La escena fue tan simbólica como inquietante: desde el corazón de Barranquilla, en el Paseo Bolívar, y en medio del calor de una multitud convocada por el Gobierno, Alfredo Saade, pastor cristiano y figura controvertida del Pacto Histórico, tomó el micrófono para lanzar una de las proclamas más radicales que se hayan escuchado durante el mandato de Gustavo Petro. “Presidente, cierre el Congreso de la República. El pueblo está de acuerdo con que usted sea reelegido”, dijo con tono desafiante, mientras la multitud aplaudía.
La intervención no fue un hecho aislado ni un exabrupto espontáneo. Ocurrió durante un cabildo abierto promovido por el propio presidente, justo después del fracaso de su intento de consulta popular en el Congreso. Allí, entre arengas y carteles, el petrismo buscaba posicionar su narrativa tras la derrota parlamentaria. Pero lo que comenzó como un acto de respaldo popular, derivó en una inquietante señal de desprecio por la institucionalidad.

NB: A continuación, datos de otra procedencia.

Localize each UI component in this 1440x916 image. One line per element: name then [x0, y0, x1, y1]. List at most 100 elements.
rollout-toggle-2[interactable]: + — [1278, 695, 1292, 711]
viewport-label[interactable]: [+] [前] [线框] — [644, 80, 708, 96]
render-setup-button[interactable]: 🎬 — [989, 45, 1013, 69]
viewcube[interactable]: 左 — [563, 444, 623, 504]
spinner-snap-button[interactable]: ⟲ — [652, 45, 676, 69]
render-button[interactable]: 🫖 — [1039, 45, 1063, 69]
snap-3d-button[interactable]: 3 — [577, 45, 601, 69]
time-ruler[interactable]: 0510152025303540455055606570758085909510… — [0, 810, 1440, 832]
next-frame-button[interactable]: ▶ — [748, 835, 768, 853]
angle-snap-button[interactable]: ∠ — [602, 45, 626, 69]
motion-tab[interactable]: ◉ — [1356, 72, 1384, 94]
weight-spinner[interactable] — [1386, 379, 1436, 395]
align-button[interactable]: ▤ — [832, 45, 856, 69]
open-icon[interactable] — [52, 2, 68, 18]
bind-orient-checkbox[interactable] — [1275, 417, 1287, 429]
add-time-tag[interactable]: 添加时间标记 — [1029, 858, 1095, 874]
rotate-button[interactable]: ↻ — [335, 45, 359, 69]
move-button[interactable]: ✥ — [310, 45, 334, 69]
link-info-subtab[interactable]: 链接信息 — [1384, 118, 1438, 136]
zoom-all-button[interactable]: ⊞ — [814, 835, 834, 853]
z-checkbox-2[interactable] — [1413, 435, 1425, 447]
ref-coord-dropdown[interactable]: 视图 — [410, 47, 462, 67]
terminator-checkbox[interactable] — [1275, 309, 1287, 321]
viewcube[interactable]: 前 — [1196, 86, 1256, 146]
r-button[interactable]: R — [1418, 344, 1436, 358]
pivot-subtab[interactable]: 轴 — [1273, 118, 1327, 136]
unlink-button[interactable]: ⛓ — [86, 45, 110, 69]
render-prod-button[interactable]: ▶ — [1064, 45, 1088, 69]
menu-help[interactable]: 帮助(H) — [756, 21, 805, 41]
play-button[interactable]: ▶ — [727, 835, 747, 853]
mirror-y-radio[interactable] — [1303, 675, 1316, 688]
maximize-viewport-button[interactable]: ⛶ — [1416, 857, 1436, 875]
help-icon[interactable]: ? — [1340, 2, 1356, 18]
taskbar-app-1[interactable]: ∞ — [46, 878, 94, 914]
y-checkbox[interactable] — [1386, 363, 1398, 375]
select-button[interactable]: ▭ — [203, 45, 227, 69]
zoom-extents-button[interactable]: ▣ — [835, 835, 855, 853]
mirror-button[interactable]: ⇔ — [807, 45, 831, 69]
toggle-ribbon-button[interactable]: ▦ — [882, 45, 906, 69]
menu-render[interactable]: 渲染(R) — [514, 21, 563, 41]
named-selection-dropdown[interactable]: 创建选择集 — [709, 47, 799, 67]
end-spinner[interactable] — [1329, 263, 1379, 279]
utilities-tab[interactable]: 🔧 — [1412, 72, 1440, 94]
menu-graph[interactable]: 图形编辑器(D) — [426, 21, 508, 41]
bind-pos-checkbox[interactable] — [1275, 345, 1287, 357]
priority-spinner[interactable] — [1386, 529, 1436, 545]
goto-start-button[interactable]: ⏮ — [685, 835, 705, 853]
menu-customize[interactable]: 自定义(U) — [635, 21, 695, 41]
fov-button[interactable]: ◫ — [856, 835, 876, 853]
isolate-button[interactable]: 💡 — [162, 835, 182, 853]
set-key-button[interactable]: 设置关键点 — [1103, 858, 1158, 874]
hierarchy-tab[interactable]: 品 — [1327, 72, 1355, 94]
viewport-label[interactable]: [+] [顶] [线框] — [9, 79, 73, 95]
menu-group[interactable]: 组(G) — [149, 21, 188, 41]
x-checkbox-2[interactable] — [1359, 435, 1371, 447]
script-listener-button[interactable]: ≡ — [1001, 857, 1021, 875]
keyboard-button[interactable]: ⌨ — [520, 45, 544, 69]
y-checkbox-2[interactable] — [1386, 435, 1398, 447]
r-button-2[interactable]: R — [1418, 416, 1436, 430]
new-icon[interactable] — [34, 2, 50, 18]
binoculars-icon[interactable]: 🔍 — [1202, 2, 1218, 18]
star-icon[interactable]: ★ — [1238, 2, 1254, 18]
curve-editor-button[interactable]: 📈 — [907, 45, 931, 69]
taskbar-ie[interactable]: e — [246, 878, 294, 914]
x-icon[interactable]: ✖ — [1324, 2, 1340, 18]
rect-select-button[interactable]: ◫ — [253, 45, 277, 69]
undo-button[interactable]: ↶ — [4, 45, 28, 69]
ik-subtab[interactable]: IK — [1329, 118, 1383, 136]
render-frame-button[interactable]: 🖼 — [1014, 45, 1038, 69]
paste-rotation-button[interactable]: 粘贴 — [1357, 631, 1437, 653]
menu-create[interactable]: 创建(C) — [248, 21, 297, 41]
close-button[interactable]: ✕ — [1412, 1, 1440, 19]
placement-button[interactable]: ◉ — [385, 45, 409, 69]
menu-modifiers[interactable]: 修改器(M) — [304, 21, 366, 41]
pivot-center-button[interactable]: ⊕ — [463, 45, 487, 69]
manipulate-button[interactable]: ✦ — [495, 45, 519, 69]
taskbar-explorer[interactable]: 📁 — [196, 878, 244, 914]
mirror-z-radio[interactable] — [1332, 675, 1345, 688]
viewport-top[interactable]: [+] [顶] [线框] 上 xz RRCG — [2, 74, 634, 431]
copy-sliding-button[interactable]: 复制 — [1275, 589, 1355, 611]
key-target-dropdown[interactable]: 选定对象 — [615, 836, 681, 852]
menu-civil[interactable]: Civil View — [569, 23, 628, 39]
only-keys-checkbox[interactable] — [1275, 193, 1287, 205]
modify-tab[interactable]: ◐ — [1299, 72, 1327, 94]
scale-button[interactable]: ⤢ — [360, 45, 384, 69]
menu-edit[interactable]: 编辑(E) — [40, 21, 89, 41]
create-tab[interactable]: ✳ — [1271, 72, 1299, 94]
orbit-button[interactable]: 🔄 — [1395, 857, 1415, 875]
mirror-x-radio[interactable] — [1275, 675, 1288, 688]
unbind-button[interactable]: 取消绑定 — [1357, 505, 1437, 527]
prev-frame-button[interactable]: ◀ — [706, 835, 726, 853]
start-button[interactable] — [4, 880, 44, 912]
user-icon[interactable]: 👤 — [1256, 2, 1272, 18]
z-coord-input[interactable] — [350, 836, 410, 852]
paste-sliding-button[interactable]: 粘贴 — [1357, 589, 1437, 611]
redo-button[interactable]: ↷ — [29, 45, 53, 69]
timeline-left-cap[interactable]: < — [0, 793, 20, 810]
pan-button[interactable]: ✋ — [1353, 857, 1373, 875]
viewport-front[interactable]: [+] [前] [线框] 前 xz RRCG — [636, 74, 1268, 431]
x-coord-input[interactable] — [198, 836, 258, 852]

Alfredo Saade no es un personaje menor dentro del ecosistema político del Pacto Histórico. Aunque no ostenta cargo público, ha sido un vocero constante de las posturas más radicales del movimiento que llevó a Petro al poder. Su cercanía con el círculo presidencial y su visibilidad en eventos oficiales lo convierten en una figura que, aunque no siempre representativa, sí sintomatiza un sector del petrismo que coquetea con ideas autoritarias.
Las palabras de Saade resuenan como un eco incómodo de otros tiempos en América Latina, donde el discurso del “pueblo contra las élites” ha servido como pretexto para desmontar contrapesos democráticos. Pedir el cierre del Congreso y promover la reelección presidencial no son simples provocaciones: son ataques frontales al Estado de Derecho. Y lo más grave no es que alguien las diga, sino que lo haga en un evento avalado por el Gobierno, sin recibir un desmarque inmediato.
Hasta el momento, el presidente Petro no ha corregido ni comentado las declaraciones de su aliado. Su silencio, en este contexto, no es neutral. Alimenta la sospecha de que la propuesta de Saade —aunque jurídicamente inviable y políticamente tóxica— encuentra terreno fértil en el ala más populista del Ejecutivo. Un terreno donde la frustración con el Congreso se convierte en combustible para justificar aventuras institucionales.
El Congreso, con todos sus defectos, es parte esencial del sistema de pesos y contrapesos. Su desprestigio, agudizado por años de corrupción y clientelismo, no justifica su eliminación, sino su transformación. Lo contrario —cerrarlo y concentrar el poder en el Ejecutivo— implicaría una regresión democrática inaceptable. Las instituciones no se derriban con arengas, se reforman con liderazgo y responsabilidad.
Colombia ha caminado por senderos peligrosos antes. Y aunque el país ha demostrado una notable resiliencia institucional, no está blindado contra los impulsos caudillistas. Los cabildos populares pueden ser mecanismos legítimos de participación, pero no deben convertirse en plataformas para dinamitar la arquitectura republicana. Lo que se dijo en Barranquilla no puede tomarse a la ligera.
El país merece un presidente que escuche, pero también que sepa poner límites. Gustavo Petro tiene la responsabilidad histórica de demostrar que el cambio que prometió no es sinónimo de ruptura institucional. Porque cuando desde una tarima oficial se promueve el cierre del Congreso y la reelección indefinida, no solo se debilita la democracia: se empieza a coquetear con su ruina.